My Body, Myself

It’s so hard to be a person. I used to feel like an alien trying to approximate human speech when I communicated with people, as though the words in my head transformed on their way to my mouth and came out sounding not remotely the way I intended them to. I blamed myself for this failure to make myself understood, spent hours dissecting it in therapy and desperately asking myself and my therapist why I was so fundamentally lacking. What was the missing thing in me that would make me whole, make me real, make me a person other people would love? Because to me, being understood, communicating on a shared wavelength, was what being loved meant. It still is, a little bit.

Once I began a poem fragment with the line, “What is a body but a collection of traumas?” I never finished it, and now I’m glad because while I vividly remember the feeling I was attempting to channel, I wouldn’t like to have that particular record of it to look back on now. I believed that my body was an inconvenience both to me and to anyone else who had to interact with it, that it was something to be tolerated, a burden to bear. The concept of loving my body was not only foreign to me, but actively repulsive. What was there to love? I didn’t even want to coexist with my physical self. That C.S. Lewis quote about not being a body, but being a soul who had a body resonated with me so deeply because it offered me a way to think of my body as a separate entity, not an integral part of who and how I was in the world.
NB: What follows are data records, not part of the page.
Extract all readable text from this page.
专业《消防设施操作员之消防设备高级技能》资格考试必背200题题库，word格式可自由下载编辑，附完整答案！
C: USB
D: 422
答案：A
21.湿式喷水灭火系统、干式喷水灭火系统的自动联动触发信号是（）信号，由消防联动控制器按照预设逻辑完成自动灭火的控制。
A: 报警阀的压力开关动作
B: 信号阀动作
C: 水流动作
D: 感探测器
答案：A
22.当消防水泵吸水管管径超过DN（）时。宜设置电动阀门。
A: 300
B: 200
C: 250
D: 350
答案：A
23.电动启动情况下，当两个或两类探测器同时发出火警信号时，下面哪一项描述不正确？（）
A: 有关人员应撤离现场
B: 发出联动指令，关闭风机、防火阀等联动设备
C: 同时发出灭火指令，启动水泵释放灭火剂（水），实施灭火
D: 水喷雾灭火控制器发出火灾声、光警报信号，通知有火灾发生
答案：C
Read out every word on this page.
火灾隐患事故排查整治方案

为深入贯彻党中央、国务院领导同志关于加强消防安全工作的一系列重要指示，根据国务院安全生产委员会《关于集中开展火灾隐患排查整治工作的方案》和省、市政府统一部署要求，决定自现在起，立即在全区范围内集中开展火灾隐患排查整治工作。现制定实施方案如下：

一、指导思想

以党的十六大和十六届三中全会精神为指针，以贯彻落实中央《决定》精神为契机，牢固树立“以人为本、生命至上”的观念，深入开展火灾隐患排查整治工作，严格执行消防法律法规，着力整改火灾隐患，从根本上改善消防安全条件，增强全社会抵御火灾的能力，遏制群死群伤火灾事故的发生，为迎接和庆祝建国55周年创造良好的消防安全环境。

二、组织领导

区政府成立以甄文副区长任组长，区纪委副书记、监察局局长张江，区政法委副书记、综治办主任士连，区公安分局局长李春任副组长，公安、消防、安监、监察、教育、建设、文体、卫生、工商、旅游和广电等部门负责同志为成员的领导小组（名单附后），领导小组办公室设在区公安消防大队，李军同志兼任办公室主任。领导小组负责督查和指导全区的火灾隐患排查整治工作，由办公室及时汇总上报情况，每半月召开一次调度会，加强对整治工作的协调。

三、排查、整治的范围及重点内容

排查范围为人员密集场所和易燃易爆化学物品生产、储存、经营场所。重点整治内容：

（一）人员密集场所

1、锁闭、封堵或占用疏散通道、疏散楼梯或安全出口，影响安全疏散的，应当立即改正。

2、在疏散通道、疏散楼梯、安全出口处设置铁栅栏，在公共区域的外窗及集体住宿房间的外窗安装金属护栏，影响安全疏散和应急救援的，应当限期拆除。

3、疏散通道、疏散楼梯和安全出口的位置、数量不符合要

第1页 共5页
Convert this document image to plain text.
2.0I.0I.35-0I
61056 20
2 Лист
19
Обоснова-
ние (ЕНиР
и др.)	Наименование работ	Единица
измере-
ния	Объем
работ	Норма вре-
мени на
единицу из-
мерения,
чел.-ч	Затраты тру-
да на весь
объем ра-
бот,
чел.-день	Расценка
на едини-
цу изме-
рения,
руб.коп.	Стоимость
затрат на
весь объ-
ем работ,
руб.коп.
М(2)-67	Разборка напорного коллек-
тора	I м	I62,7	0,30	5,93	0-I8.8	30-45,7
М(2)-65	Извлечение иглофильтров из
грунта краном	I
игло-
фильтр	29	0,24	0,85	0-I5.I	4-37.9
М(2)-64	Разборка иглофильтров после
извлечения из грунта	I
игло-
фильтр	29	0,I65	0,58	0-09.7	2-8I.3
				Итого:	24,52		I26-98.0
Something I repeated often during this period of my life was that if I were someone else, I wouldn’t be friends with me.

When my doctor tried to impress upon me the seriousness of my physical health issues, I felt a vague, disembodied dread that I couldn’t tap into in any useful way, and I always found myself thinking, wow, that’s terrible for whoever she’s talking about, a person who is certainly not me.

I could go on, could list many more examples of ways in which I removed myself from myself, ways I found to estrange myself from my body, ways I punished myself for the sin of being human. But that’s not what this is about, or at least it’s not the part of the story I currently occupy and the deep sadness I feel for that version of myself is not something I want to roll around in right now.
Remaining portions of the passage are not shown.